Clinical trials are essential tools in the drug development and approval process. A significant amount of effort is needed to ensure a successful clinical trial outcome. Biomarkers can be used to predict treatment outcome, adjust drug dosing during the trial, verify targeted biological pathways, provide information of drug safety and set subject enrollment criteria, all of which increase the success rate of the clinical trial.
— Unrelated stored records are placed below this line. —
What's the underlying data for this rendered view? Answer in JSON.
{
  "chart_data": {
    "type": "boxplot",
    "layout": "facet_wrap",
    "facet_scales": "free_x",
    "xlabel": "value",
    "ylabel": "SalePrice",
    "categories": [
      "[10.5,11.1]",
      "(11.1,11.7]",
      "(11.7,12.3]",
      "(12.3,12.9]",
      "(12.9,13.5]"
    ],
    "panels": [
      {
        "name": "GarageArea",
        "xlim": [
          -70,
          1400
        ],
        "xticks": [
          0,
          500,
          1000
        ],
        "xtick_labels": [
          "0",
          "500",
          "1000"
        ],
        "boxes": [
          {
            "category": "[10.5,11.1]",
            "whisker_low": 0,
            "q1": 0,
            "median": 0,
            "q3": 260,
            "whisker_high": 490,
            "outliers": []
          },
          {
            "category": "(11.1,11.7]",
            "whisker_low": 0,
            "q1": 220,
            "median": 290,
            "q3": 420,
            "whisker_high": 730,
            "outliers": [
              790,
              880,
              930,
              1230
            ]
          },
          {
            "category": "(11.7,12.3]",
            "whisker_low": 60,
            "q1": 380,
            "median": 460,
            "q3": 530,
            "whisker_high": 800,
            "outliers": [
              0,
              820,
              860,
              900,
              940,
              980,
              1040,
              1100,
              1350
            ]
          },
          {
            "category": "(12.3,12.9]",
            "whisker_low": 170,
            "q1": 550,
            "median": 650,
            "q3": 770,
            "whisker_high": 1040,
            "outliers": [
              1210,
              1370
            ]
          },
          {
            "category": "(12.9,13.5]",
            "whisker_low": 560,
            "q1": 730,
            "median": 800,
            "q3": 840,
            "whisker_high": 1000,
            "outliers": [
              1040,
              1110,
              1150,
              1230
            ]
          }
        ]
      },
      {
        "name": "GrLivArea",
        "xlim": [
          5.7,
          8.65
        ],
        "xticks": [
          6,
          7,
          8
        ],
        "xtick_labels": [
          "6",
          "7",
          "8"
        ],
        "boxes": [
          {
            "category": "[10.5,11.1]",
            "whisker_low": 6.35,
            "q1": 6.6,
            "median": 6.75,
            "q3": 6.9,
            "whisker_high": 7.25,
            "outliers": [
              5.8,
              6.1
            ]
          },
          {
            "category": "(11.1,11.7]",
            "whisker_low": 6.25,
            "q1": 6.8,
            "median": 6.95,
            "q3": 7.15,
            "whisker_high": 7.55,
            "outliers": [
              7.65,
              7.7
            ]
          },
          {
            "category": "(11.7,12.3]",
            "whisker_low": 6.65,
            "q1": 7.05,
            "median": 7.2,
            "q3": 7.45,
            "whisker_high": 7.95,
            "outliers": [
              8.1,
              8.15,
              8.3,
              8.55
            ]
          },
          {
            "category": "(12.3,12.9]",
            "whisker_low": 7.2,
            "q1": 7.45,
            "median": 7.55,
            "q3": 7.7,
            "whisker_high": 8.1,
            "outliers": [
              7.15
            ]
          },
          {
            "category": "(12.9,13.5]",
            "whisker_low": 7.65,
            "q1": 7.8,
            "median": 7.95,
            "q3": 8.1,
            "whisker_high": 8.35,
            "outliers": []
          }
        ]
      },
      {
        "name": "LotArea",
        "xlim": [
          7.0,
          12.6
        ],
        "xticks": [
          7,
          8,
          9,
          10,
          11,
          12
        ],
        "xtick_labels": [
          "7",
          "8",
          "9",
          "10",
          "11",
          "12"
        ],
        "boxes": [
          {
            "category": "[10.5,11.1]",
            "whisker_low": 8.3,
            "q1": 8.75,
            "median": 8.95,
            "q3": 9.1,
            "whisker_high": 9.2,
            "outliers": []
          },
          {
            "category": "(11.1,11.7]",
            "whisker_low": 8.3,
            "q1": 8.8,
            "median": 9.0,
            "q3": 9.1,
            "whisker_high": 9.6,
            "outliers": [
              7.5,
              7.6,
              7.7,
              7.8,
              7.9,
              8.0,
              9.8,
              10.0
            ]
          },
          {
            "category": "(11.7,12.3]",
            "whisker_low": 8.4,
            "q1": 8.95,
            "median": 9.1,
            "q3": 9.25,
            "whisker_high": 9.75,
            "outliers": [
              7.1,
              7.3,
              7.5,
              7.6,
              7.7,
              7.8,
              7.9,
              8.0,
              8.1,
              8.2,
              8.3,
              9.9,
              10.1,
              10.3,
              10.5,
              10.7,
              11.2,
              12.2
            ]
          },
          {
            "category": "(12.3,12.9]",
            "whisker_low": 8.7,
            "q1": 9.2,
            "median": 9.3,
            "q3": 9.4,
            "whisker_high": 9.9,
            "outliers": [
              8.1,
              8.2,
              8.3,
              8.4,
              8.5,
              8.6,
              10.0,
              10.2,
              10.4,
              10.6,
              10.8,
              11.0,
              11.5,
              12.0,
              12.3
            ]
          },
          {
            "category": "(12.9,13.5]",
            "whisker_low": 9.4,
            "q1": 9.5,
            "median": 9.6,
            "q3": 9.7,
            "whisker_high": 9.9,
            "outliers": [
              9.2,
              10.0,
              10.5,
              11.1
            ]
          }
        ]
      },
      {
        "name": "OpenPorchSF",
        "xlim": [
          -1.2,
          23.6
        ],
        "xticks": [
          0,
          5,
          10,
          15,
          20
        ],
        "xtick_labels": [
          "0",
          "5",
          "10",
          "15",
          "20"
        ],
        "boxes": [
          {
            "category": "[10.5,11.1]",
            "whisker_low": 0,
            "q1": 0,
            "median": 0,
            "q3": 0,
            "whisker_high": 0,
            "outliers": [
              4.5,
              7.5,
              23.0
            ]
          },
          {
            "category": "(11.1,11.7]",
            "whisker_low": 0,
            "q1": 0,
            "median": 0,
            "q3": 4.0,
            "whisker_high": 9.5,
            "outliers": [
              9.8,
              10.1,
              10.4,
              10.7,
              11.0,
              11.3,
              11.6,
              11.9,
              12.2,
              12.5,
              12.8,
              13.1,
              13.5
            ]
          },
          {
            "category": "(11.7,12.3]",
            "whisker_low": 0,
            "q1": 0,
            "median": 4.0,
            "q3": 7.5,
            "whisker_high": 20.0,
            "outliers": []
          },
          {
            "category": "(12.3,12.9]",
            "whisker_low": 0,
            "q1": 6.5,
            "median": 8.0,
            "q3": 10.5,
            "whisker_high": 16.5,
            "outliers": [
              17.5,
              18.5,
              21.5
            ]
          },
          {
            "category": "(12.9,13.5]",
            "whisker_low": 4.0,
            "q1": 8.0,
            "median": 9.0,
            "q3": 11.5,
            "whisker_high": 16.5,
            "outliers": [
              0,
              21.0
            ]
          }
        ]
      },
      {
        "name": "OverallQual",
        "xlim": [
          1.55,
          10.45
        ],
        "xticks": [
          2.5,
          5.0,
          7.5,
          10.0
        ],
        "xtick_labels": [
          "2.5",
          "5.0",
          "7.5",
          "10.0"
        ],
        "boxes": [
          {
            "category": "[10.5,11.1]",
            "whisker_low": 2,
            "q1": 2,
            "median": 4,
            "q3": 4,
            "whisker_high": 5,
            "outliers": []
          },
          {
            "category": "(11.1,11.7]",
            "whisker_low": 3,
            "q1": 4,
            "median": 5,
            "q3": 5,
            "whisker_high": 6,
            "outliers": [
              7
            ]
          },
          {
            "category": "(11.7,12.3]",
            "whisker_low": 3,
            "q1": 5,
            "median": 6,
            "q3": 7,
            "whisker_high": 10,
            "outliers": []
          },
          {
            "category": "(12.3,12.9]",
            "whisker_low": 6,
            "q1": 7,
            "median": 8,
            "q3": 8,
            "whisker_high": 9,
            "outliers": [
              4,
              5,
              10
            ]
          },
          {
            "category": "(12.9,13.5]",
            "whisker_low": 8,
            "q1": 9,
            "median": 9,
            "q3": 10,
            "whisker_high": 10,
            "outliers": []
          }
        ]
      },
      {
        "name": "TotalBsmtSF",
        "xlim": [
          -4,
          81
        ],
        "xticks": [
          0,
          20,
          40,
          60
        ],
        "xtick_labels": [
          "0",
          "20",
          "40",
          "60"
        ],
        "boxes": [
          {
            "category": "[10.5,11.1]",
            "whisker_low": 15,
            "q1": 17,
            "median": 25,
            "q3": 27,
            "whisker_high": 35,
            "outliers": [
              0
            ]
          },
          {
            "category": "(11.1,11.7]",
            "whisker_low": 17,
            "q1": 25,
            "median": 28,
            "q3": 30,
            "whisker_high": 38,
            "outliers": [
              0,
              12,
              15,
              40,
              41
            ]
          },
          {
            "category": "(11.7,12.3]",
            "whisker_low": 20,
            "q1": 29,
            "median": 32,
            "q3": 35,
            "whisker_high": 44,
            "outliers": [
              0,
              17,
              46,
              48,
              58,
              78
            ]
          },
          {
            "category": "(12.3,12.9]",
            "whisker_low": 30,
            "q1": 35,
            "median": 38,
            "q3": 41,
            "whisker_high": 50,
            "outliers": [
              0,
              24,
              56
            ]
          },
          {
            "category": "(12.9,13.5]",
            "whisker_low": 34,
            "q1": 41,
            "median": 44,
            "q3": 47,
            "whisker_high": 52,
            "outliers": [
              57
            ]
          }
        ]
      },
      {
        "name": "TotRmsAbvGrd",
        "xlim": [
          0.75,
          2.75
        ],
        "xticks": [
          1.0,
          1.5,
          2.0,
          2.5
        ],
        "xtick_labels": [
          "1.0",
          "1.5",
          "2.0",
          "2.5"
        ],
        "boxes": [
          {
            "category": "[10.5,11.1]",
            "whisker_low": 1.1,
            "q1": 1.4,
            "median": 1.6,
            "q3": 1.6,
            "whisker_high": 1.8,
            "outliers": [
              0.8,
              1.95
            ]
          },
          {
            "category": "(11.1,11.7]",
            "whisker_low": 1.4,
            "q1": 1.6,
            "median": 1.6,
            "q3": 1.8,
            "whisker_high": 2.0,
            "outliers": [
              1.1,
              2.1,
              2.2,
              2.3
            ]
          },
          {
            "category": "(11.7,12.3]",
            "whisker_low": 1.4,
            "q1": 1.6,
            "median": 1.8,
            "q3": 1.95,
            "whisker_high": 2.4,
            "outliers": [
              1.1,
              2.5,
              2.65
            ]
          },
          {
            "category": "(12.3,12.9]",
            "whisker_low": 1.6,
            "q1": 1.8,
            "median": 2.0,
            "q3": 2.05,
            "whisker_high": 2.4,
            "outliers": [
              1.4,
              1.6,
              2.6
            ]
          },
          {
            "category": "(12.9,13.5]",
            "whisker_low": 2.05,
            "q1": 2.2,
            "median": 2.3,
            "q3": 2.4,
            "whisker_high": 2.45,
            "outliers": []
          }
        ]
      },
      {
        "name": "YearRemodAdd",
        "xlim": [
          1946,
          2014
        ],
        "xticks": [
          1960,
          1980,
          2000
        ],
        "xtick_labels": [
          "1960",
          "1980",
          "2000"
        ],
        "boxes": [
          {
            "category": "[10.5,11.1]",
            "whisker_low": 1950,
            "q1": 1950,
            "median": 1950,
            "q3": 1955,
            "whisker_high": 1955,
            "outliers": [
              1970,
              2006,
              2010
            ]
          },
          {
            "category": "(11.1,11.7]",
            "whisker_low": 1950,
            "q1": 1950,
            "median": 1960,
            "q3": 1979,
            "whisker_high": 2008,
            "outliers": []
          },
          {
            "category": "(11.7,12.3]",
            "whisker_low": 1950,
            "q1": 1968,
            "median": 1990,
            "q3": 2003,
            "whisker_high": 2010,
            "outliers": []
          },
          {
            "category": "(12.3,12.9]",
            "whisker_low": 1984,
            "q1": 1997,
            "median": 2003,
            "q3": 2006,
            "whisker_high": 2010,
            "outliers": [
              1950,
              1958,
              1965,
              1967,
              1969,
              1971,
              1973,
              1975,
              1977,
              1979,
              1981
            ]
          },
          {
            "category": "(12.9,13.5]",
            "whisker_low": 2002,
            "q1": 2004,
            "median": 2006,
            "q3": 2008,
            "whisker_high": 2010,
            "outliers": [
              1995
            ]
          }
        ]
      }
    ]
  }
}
Thus, the incorporation of biomarkers in clinical trials plays a crucial part in the success rate of clinical trials and subsequently the drug development process.

Chapter Summary

  1. 1.

    There are many types and definitions of clinical biomarkers .

  2. 2.

    Sample collection and handling should be carefully planned to minimize the impact on the measurement of the biomarker.

  3. 3.

    Assays used to measured clinical biomarkers should be evaluated with a fit-for-purpose validation plan to ensure the assay is suitable for the clinical trial .

  4. 4.

    Biomarker laboratories should have the proper instrumentation, experience, and work practices that are needed to support the clinical trial.